Quand il découvre l’existence de Rivalis et son concept d’aide aux petites entreprises, il s’intéresse et prend rapidement contact. Entre sa participation à la réunion d’information et la formation, il n’y a pas trois mois. Francis habite Mulhouse mais faute de disponibilité dans sa ville, il choisit alors le Territoire de Belfort.

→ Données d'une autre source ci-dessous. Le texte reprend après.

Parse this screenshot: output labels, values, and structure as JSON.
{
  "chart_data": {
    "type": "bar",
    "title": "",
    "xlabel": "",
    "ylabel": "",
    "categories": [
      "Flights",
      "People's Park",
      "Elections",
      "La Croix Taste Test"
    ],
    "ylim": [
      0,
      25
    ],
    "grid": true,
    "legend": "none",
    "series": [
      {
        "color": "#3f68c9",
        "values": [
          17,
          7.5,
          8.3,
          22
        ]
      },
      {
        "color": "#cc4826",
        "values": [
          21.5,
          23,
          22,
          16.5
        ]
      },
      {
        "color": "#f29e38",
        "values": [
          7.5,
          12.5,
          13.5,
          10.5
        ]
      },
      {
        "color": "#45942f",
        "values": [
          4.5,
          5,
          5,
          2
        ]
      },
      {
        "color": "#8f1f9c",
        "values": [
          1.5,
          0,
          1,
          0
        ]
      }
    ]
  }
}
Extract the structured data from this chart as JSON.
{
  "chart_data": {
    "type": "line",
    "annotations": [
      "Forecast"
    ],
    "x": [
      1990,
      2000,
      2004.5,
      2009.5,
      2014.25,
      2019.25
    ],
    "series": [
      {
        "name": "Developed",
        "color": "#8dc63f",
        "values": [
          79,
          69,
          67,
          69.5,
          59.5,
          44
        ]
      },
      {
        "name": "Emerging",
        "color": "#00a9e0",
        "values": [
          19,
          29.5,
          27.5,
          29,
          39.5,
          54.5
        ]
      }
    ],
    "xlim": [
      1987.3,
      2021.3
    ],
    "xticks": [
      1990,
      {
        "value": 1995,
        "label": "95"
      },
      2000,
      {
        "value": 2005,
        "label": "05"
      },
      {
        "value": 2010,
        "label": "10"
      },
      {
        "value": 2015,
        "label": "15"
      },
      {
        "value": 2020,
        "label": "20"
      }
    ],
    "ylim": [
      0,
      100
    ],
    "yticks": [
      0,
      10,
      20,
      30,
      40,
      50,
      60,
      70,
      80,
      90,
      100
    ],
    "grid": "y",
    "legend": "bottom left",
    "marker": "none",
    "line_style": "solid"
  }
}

La formation initiale qui a lieu dans les Vosges en octobre réunit 3 nouveaux experts. « J’appréhendais un peu cette formation, craignant de m’impatienter à suivre des cours une semaine durant, reconnaît Francis, mais en fait c’était intéressant. Tout s’est déroulé dans une bonne entente générale et j’ai particulièrement apprécié ». Son unique regret sur la formation ? Il aurait souhaité une approche informatique concrète. « Ce retard informatique est ma responsabilité, admet-il, j’avais toujours laissé ça dans les mains de mon ancienne secrétaire. Mais je m’y mets dorénavant ».
Les premiers pas de Francis sont récents. Cette prospection sur le terrain, il la considère comme un défrichage obligatoire, une étape formatrice auprès de sa clientèle. « Prospecter ne me pose pas de problème, ajoute-t-il, d’autant que je suis épaulé par deux experts référents, un pour la partie commerciale, et l’autre pour la partie gestion ». Des rendez-vous en « double commande » sont d’ores et déjà prévus.
Pas de pression excessive pour Francis, qui a la chance d’être à l’abri financièrement et n’est donc pas soumis à d’angoissantes frayeurs de calendrier. A 54 ans, il part heureux et plein de motivation dans son nouveau métier et n’a qu’un souhait « que ce soit le cas jusqu’à mon dernier jour de travail ! ».